BlinkDB supports a subset of SQL nearly identical to that implemented by Hive/Shark. This guide assumes you have some familiarity with Hive and Shark, and focuses on the extra functionality included in BlinkDB. Those who need a refresher can refer to the Hive Documentation and Shark Documentation

BlinkDB Query Language

BlinkDB is backwards compatible with Shark and supports all unmodified Shark queries. In addition to this, BlinkDB introduces a SAMPLEWITH operator that takes a sampling ratio as argument and returns a statistical random sample of the original dataset. These samples can be created offline using the CTAS (Create Table as Select) operator.
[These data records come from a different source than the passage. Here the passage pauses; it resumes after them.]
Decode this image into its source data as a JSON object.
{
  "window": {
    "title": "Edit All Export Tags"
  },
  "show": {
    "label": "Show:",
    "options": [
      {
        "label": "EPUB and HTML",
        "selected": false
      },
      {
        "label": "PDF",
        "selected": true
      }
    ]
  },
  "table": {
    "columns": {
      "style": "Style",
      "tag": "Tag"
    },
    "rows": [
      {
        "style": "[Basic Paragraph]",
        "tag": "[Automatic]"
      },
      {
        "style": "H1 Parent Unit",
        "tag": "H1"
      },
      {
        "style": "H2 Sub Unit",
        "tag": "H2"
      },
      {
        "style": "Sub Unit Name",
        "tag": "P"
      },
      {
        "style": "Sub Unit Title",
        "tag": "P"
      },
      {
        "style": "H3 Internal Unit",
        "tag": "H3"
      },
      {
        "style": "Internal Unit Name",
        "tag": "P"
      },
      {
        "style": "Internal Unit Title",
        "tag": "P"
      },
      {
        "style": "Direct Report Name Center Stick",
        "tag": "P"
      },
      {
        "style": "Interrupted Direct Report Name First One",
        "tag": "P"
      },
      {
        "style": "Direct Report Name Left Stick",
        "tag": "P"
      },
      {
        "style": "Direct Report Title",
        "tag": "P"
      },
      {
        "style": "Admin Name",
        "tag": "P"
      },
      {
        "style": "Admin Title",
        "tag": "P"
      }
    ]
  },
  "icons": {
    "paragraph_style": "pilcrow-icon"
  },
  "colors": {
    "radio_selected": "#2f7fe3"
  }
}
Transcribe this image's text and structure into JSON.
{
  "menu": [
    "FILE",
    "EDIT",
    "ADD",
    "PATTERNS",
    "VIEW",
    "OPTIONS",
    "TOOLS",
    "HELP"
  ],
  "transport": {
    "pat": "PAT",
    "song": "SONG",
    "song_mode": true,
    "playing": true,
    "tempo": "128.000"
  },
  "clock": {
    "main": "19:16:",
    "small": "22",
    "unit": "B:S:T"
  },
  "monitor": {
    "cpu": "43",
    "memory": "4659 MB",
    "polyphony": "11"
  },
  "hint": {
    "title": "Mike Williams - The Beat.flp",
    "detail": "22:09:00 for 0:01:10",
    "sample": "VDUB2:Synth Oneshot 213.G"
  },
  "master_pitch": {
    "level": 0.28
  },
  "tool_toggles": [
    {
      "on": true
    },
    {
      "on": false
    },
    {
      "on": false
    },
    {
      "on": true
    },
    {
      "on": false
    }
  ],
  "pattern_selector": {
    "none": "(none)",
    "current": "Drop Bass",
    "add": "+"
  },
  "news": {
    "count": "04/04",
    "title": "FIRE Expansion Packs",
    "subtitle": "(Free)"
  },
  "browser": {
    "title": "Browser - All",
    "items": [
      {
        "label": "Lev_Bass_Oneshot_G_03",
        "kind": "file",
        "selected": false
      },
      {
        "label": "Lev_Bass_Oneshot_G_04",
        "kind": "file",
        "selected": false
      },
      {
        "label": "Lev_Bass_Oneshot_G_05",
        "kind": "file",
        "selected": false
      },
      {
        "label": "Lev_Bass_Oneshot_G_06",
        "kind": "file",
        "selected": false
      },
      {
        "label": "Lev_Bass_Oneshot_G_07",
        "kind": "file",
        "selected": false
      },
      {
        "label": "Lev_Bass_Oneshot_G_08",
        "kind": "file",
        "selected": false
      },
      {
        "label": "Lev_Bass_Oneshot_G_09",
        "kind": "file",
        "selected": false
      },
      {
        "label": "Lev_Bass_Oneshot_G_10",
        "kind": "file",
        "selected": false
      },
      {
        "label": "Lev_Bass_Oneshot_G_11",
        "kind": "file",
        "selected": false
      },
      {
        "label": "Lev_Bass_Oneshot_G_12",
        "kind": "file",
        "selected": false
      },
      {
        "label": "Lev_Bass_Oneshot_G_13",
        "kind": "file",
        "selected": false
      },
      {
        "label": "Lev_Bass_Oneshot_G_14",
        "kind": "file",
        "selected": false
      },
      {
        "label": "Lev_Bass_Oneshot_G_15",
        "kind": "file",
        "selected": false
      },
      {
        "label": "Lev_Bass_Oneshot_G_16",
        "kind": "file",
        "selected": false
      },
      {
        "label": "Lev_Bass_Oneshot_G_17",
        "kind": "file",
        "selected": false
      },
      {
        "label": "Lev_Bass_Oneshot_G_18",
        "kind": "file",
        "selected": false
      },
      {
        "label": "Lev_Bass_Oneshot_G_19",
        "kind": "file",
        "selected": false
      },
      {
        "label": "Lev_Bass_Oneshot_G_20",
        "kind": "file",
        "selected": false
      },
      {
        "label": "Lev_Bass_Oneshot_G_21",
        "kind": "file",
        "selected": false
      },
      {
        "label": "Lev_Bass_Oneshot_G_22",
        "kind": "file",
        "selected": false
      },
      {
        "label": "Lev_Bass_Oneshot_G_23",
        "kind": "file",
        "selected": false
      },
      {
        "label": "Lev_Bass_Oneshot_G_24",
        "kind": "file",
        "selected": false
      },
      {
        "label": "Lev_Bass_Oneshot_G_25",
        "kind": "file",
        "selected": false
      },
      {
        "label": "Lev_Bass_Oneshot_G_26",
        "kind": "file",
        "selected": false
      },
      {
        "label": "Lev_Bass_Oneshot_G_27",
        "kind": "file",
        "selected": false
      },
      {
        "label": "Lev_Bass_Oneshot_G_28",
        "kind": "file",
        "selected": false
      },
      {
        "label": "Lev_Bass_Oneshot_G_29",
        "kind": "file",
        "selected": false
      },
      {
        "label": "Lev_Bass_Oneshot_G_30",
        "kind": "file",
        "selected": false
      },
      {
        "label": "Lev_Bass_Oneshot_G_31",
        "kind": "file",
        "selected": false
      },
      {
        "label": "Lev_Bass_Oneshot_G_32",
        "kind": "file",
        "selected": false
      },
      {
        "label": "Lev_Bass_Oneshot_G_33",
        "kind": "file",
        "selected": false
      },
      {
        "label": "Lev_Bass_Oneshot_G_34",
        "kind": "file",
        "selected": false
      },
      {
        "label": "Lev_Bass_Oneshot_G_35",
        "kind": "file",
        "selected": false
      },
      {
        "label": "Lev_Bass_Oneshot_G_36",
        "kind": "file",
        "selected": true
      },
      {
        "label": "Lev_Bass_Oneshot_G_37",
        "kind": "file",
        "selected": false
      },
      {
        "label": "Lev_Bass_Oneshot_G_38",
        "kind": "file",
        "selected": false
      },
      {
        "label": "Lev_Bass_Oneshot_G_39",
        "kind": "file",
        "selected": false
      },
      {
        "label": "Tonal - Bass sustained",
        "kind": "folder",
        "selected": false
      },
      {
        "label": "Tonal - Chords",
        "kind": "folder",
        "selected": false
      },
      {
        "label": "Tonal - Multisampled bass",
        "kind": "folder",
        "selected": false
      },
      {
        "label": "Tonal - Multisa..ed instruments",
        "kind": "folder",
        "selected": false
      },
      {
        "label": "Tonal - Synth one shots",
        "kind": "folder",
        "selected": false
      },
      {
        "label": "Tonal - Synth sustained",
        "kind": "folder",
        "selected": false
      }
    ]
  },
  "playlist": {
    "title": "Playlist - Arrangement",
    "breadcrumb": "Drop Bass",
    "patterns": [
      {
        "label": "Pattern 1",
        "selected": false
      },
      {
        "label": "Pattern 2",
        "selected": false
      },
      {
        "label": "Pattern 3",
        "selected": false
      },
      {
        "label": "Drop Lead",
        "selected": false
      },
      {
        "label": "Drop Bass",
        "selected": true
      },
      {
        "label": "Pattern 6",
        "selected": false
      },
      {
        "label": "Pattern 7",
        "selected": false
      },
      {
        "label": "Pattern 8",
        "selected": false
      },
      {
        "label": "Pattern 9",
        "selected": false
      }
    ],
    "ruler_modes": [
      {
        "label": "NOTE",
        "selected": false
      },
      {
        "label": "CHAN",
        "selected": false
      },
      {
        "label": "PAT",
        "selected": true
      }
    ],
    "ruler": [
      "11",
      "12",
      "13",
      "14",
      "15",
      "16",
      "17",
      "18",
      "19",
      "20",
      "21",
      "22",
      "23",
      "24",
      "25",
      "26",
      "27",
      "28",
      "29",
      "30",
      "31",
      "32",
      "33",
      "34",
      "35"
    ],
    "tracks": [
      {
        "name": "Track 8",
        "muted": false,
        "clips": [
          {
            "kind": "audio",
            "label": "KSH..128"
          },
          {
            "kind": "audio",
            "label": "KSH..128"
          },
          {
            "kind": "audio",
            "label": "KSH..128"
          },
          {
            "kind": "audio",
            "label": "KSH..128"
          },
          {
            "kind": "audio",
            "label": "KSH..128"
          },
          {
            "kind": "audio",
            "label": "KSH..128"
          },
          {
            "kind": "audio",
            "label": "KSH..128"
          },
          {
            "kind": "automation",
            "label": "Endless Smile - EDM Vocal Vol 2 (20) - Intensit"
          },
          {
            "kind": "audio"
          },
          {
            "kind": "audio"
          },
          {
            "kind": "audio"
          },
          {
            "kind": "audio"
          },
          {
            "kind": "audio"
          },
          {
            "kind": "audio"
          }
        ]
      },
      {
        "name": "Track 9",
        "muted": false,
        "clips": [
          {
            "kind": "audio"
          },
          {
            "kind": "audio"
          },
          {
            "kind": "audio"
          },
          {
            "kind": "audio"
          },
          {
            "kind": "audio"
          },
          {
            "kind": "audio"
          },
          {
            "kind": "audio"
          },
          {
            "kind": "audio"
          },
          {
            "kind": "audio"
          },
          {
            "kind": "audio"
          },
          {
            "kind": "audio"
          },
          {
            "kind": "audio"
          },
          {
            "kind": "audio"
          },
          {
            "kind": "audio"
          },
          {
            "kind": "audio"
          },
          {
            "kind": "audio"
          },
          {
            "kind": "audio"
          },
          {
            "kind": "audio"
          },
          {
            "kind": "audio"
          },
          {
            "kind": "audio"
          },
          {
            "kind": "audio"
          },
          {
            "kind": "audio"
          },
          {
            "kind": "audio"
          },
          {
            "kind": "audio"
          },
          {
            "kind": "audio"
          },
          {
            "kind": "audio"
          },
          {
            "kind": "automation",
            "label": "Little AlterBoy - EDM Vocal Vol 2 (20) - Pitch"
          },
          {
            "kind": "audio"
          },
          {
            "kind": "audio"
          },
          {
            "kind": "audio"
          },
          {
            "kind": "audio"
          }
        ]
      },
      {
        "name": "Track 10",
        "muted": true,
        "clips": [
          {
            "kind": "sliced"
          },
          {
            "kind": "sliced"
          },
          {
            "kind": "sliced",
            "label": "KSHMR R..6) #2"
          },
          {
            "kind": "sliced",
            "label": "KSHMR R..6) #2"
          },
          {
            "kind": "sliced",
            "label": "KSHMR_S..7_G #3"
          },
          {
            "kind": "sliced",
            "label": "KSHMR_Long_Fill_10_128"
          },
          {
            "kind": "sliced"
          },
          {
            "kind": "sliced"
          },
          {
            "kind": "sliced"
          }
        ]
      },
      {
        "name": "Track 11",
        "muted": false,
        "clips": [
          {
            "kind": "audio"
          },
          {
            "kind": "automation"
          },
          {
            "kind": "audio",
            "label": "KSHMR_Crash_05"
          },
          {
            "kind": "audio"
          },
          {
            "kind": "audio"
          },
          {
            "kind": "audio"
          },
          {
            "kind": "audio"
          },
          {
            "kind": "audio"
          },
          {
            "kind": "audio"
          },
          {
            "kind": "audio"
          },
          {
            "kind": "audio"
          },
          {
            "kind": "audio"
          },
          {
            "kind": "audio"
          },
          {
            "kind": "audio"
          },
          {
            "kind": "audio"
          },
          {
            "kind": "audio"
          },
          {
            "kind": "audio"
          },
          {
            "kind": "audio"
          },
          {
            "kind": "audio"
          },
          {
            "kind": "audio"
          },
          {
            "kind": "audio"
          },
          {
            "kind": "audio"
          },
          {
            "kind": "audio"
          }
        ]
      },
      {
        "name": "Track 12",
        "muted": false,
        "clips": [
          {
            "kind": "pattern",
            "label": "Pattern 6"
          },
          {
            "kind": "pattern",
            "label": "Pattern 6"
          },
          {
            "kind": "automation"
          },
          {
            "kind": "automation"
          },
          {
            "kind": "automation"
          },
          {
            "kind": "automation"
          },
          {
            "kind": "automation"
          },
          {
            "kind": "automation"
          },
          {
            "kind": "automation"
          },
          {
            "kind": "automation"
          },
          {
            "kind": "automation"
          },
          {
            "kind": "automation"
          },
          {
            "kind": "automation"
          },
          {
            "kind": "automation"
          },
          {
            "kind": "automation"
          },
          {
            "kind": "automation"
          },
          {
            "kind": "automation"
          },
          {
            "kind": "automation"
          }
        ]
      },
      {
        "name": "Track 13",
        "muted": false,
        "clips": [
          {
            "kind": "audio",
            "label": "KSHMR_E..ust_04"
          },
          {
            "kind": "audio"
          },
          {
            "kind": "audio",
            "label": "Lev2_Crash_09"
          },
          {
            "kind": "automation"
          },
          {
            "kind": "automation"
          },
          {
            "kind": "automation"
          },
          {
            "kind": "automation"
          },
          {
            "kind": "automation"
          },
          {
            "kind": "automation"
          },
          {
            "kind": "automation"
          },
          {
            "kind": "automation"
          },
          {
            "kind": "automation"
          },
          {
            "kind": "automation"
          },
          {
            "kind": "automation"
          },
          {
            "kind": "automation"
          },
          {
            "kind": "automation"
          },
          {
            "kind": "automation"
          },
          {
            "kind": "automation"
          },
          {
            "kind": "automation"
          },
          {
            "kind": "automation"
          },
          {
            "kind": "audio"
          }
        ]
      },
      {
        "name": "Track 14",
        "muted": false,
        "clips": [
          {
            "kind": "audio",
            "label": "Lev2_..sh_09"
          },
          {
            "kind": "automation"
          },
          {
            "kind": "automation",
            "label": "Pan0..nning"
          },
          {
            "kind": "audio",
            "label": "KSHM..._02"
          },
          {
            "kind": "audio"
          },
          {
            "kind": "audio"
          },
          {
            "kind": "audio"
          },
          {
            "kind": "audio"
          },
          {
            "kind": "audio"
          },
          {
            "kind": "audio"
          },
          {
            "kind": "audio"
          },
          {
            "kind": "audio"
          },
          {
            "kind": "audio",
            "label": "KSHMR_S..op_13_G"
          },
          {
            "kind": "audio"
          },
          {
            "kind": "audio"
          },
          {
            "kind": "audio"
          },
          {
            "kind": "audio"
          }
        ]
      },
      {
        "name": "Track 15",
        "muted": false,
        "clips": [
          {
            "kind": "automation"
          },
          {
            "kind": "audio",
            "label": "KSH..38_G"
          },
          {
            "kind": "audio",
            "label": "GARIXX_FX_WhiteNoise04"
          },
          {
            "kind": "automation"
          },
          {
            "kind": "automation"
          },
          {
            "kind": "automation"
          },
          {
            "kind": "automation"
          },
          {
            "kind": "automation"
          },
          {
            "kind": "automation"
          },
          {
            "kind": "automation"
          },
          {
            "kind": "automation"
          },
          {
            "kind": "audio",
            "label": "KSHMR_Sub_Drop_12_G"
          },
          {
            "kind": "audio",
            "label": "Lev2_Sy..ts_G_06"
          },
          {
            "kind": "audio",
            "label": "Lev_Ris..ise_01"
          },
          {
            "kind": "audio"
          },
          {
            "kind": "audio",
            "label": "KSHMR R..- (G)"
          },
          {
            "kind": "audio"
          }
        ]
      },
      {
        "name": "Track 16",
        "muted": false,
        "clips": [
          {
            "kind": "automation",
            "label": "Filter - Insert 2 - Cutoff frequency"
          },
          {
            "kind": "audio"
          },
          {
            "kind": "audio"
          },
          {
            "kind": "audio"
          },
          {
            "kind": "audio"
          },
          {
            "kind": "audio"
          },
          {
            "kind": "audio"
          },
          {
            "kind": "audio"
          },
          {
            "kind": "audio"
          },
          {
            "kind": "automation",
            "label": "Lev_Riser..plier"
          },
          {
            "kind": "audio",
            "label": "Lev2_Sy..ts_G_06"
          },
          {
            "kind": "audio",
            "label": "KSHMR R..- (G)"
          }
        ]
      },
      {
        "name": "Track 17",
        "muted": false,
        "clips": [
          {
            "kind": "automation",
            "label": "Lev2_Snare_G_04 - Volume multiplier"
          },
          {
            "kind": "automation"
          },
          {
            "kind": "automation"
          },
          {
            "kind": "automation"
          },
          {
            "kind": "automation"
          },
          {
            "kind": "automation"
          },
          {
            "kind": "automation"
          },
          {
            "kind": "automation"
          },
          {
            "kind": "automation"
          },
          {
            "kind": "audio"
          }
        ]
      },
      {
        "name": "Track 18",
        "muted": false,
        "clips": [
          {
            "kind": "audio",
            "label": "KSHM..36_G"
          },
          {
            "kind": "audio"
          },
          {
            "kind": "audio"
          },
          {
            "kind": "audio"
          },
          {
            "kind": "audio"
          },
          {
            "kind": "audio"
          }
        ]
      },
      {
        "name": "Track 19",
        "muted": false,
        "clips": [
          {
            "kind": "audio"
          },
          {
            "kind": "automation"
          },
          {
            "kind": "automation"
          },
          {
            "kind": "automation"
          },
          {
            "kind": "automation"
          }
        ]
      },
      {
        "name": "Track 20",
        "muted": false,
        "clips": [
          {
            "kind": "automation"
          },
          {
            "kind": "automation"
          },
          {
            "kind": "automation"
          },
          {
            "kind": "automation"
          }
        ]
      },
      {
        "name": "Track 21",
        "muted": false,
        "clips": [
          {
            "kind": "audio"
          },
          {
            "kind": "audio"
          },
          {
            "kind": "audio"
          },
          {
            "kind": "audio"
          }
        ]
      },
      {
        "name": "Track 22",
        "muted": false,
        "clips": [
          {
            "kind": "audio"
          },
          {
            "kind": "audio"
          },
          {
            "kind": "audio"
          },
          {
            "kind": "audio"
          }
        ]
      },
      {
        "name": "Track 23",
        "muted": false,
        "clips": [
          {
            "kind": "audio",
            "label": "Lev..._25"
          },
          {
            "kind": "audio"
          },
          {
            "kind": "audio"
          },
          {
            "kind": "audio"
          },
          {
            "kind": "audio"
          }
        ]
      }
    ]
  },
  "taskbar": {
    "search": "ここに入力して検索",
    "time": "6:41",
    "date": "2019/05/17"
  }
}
For instance, let us assume that we have a table called logs in our warehouse. A 1% random sample on logs can be created as:

$ CREATE TABLE AS SELECT * FROM logs SAMPLEWITH 0.01

NOTE: These samples can be created on any materialized view as well using the SAMPLEWITH operator

BlinkDB CLI

The easiest way to run BlinkDB is to start a BlinkDB Command Line Client (CLI) and being executing queries. The BlinkDB CLI connects directly to the Hive Metastore, so it is compatible with existing Hive deployments. BlinkDB executables are available in the bin/ directory. To start the BlinkDB CLI, simply run:

$ ./bin/blinkdb                            # Start CLI for interactive session
$ ./bin/blinkdb -e "SELECT * FROM foo"     # Run a specific query and exit
$ ./bin/blinkdb -i queries.hql             # Run queries from a file
$ ./bin/blinkdb -H                         # Start CLI and print help

You can enter queries into the CLI directly, or use a flag to pass it a file. The BlinkDB CLI will only work correctly if the HIVE_HOME environment variable is set (see Configuration). Alternative versions of the CLI exist which print out more information: bin/blinkdb-withinfo and bin/blinkdb-withdebug.

Configuration Options

Configuration variables are environment vars that must be set for the BlinkDB driver and slaves to run correctly. These are specified in conf/blinkdb-env.sh. A few of the more important ones are described here:

HIVE_HOME     # Path to directory containing patched Hive jars
HIVE_CONF_DIR # Optional, a different path containing Hive configuration files 
SPARK_MEM     # How many much memory to allocate for slaves (e.g '1500m', '5g')